Domenica i macedoni sono andati alle urne per il referendum indetto sul cambiamento del nome in “Repubblica di Macedonia del Nord” nel tentativo di porre fine a tre decenni di conflitto balcanico con la vicina Grecia.

Il giudizio popolare che doveva esprimersi sull’accordo firmato ad Atene con il primo ministro greco Alexis Tsipras lo scorso giugno e che prevedeva l’aggiunta di “Nord”, non ha raggiunto il quorum previsto per la sua validità.

Se fosse stato accettato, avrebbe potenzialmente aperto la porta di adesione della Macedonia alla NATO e all’UE, facendola uscire dall’isolamento. Non tutti hanno condiviso lo stesso entusiasmo per il referendum, non volendo rinunciare all’identità macedone. Non tutti i cittadini vogliono sentirsi macedoni del nord: gli oppositori nazionalisti del cambio di nome hanno affermato che si perde l’identità etnica della maggioranza slava della Macedonia rappresentando di fatto un’umiliazione nazionale e distruggendo l’autostima e la sovranità.

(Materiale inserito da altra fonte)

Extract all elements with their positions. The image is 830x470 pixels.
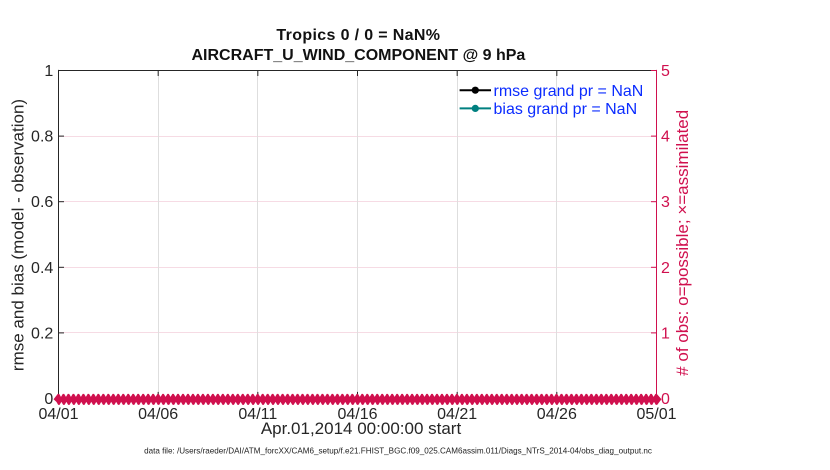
svg-text:Apr.01,2014 00:00:00 start: Apr.01,2014 00:00:00 start xyxy=(261,419,462,438)
svg-text:rmse grand pr = NaN: rmse grand pr = NaN xyxy=(494,83,644,100)
svg-text:0: 0 xyxy=(44,391,53,408)
svg-text:0.8: 0.8 xyxy=(31,129,53,146)
svg-text:rmse and bias (model - observa: rmse and bias (model - observation) xyxy=(9,99,28,371)
svg-text:1: 1 xyxy=(661,325,670,342)
svg-text:2: 2 xyxy=(661,260,670,277)
svg-text:04/21: 04/21 xyxy=(437,406,477,423)
svg-text:04/06: 04/06 xyxy=(138,406,178,423)
svg-text:3: 3 xyxy=(661,194,670,211)
svg-text:04/26: 04/26 xyxy=(537,406,577,423)
svg-text:1: 1 xyxy=(44,63,53,80)
svg-text:04/16: 04/16 xyxy=(337,406,377,423)
svg-text:04/01: 04/01 xyxy=(38,406,78,423)
svg-text:0: 0 xyxy=(661,391,670,408)
svg-text:0.2: 0.2 xyxy=(31,325,53,342)
svg-text:bias grand pr = NaN: bias grand pr = NaN xyxy=(494,101,638,118)
svg-text:4: 4 xyxy=(661,129,670,146)
svg-text:data file: /Users/raeder/DAI/A: data file: /Users/raeder/DAI/ATM_forcXX/… xyxy=(144,447,652,456)
svg-text:# of obs: o=possible; ×=assimi: # of obs: o=possible; ×=assimilated xyxy=(673,110,692,376)
svg-text:0.6: 0.6 xyxy=(31,194,53,211)
svg-text:5: 5 xyxy=(661,63,670,80)
svg-text:Tropics 0 / 0 = NaN%: Tropics 0 / 0 = NaN% xyxy=(276,27,440,44)
svg-text:05/01: 05/01 xyxy=(636,406,676,423)
svg-text:0.4: 0.4 xyxy=(31,260,53,277)
svg-text:AIRCRAFT_U_WIND_COMPONENT @ 9: AIRCRAFT_U_WIND_COMPONENT @ 9 hPa xyxy=(191,47,525,64)
svg-text:04/11: 04/11 xyxy=(238,406,277,423)
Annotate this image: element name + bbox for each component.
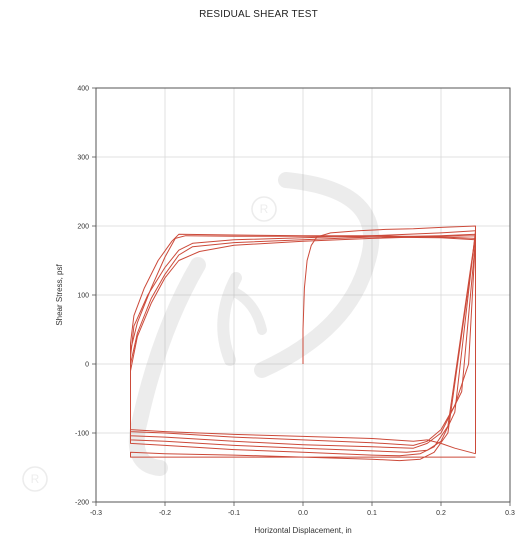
svg-text:R: R bbox=[260, 202, 269, 216]
series-group bbox=[130, 225, 476, 462]
svg-text:R: R bbox=[31, 472, 40, 486]
plot-frame bbox=[95, 87, 511, 503]
x-tick-label: 0.0 bbox=[298, 510, 308, 517]
y-tick-label: 400 bbox=[77, 86, 89, 93]
x-tick-label: 0.1 bbox=[367, 510, 377, 517]
y-tick-labels: -200 -100 0 100 200 300 400 bbox=[75, 86, 89, 507]
x-tick-label: 0.2 bbox=[436, 510, 446, 517]
x-tick-label: -0.2 bbox=[159, 510, 171, 517]
y-tick-label: 0 bbox=[85, 362, 89, 369]
y-tick-label: -100 bbox=[75, 431, 89, 438]
y-tick-label: -200 bbox=[75, 500, 89, 507]
ticks bbox=[92, 87, 511, 506]
series-line-4 bbox=[130, 230, 476, 449]
series-line-5 bbox=[130, 230, 476, 453]
x-tick-label: 0.3 bbox=[505, 510, 515, 517]
series-line-2 bbox=[130, 233, 476, 455]
x-axis-title: Horizontal Displacement, in bbox=[254, 526, 351, 535]
series-line-7 bbox=[130, 235, 476, 462]
x-tick-labels: -0.3 -0.2 -0.1 0.0 0.1 0.2 0.3 bbox=[90, 510, 515, 517]
series-line-1 bbox=[302, 225, 476, 454]
x-tick-label: -0.3 bbox=[90, 510, 102, 517]
y-tick-label: 100 bbox=[77, 293, 89, 300]
y-tick-label: 300 bbox=[77, 155, 89, 162]
y-axis-title: Shear Stress, psf bbox=[55, 264, 64, 326]
series-line-6 bbox=[130, 234, 476, 457]
y-tick-label: 200 bbox=[77, 224, 89, 231]
watermark-logo: R R bbox=[22, 172, 380, 492]
chart-title: RESIDUAL SHEAR TEST bbox=[199, 9, 318, 20]
x-tick-label: -0.1 bbox=[228, 510, 240, 517]
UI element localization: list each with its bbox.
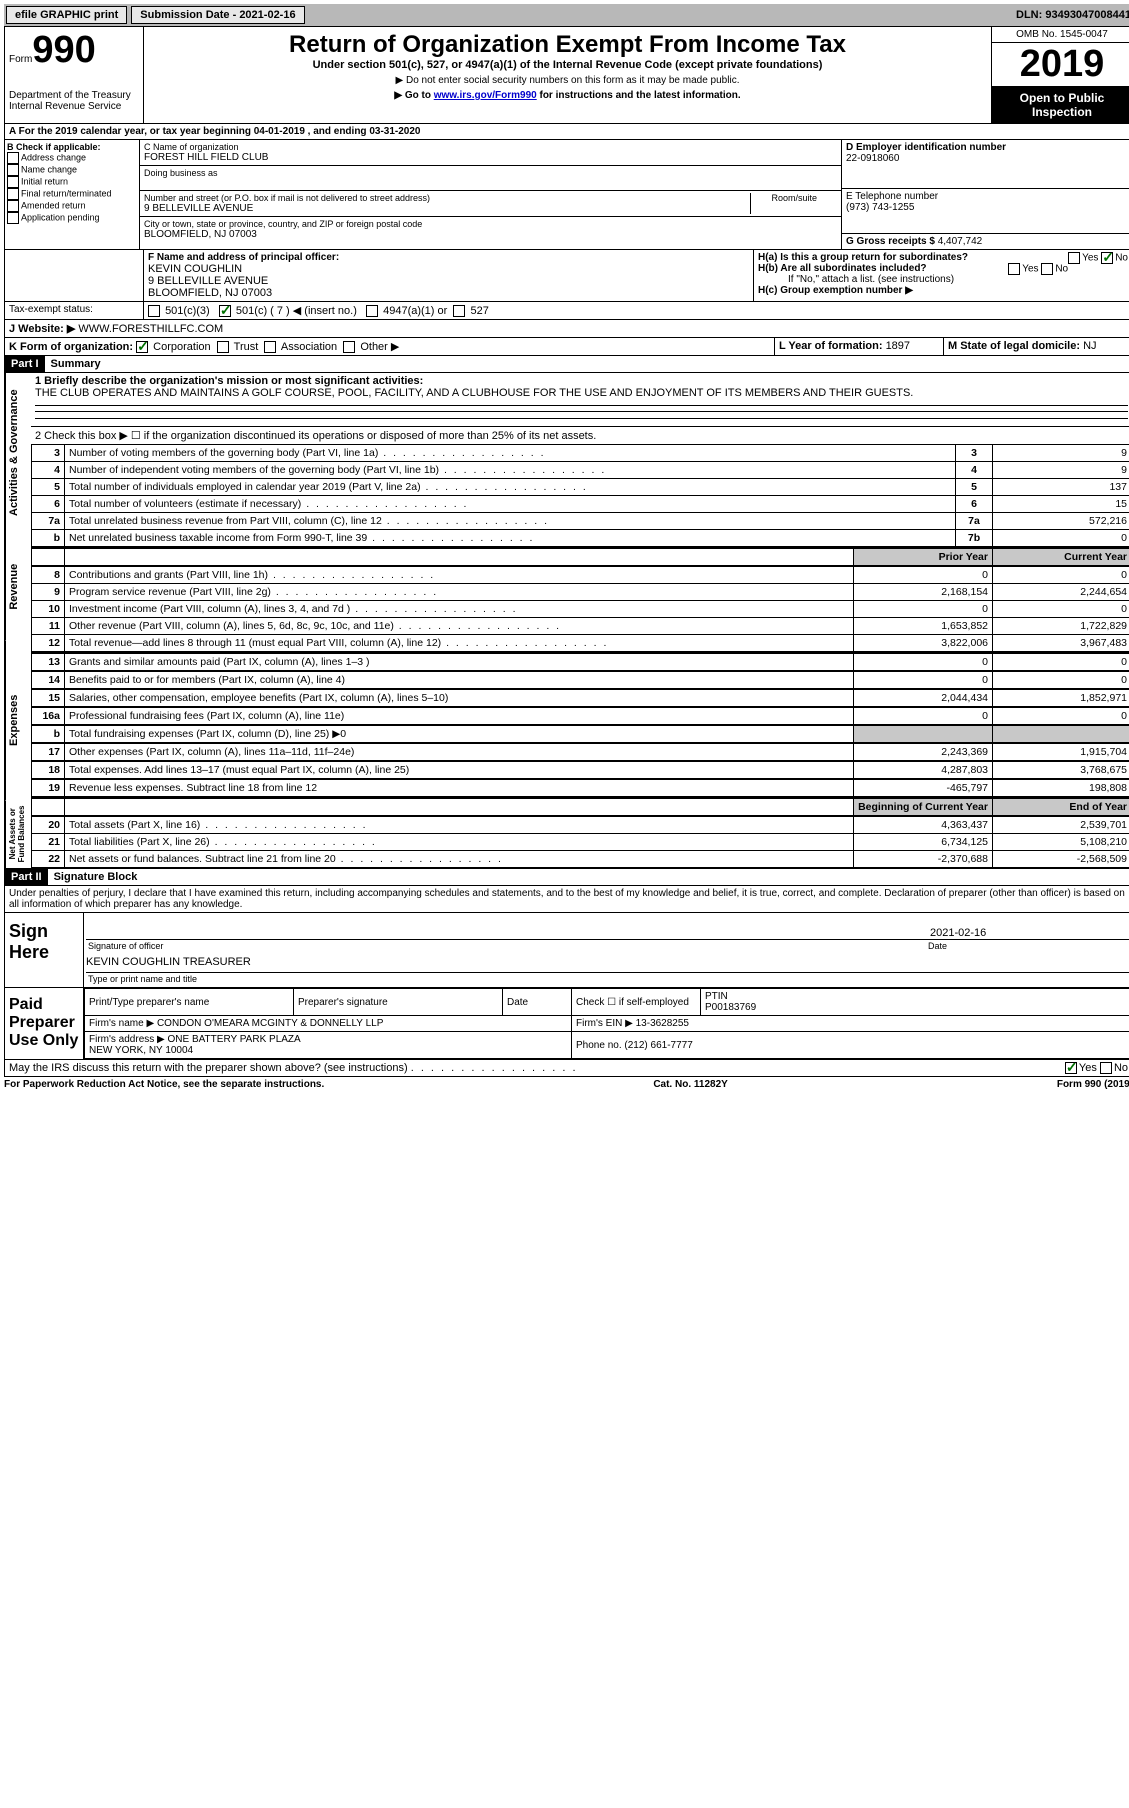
section-fh: F Name and address of principal officer:… [4,250,1129,302]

Ex Repubblica sovietica della parte meridionale della ex Jugoslavia, lo Stato della penisola balcanica sud-orientale con capitale Skopje, è riconosciuto da alcuni Stati come FYROM (ex Repubblica Jugoslavia di Macedonia), a seguito della sua adesione all’ONU avvenuta nel 1993 dopo l’indipendenza. Ma il nome Macedonia è rimasto provvisorio per via della disputa avviata dalla Grecia che ha posto il veto al suo ingresso, perché convinta che il nome che storicamente appartiene all’omonima provincia settentrionale del territorio greco, implichi ambizioni territoriali. Il nuovo nome, permetterebbe ad Atene di proteggere il suo antico passato, garantendo allo stesso tempo a Skopje un futuro sostenibile con l’ingresso all’UE.

Il premier socialdemocratico Zoran Zaev, europeista convinto e promotore della consultazione, ha promesso che malgrado la sconfitta politica, continuerà a battersi per garantire l’integrazione del suo Paese con la NATO e l’Unione Europea. Quando salì al potere nel 2017, Zaev, primo ministro macedone filo-occidentale, dichiarò che uno dei suoi obiettivi principali era quello di superare il veto perenne della Grecia e spianare la strada per l’adesione all’UE.

E dato che il referendum è stato consultivo e non vincolante, Zaev farà pressione ora in parlamento perché si voti al fine di cambiare il nome del paese. Ma l’opposizione, che ha invitato a non votare, detiene 49 seggi nel parlamento su 120, abbastanza da bloccare la maggioranza dei due terzi richiesta per modificare la costituzione.

Sarebbe un passo importante per un paese che meno di due decenni fa sfiorò la guerra civile quando la minoranza etnica albanese prese le armi contro il governo alla ricerca di maggiori diritti. Zaev è determinato a indire elezioni anticipate se non riuscirà a sostenere la Macedonia “europea”.

Il referendum aveva suscitato un forte interesse in Occidente, con la cancelliera tedesca Angela Merkel e il segretario alla difesa statunitense James Mattis tra i maggiori funzionari stranieri a sostenere il “Sì”.

La Russia, tuttavia, non è molto entusiasta dell’espansione della NATO in quella parte dell’Europa che una volta era sotto la sua influenza.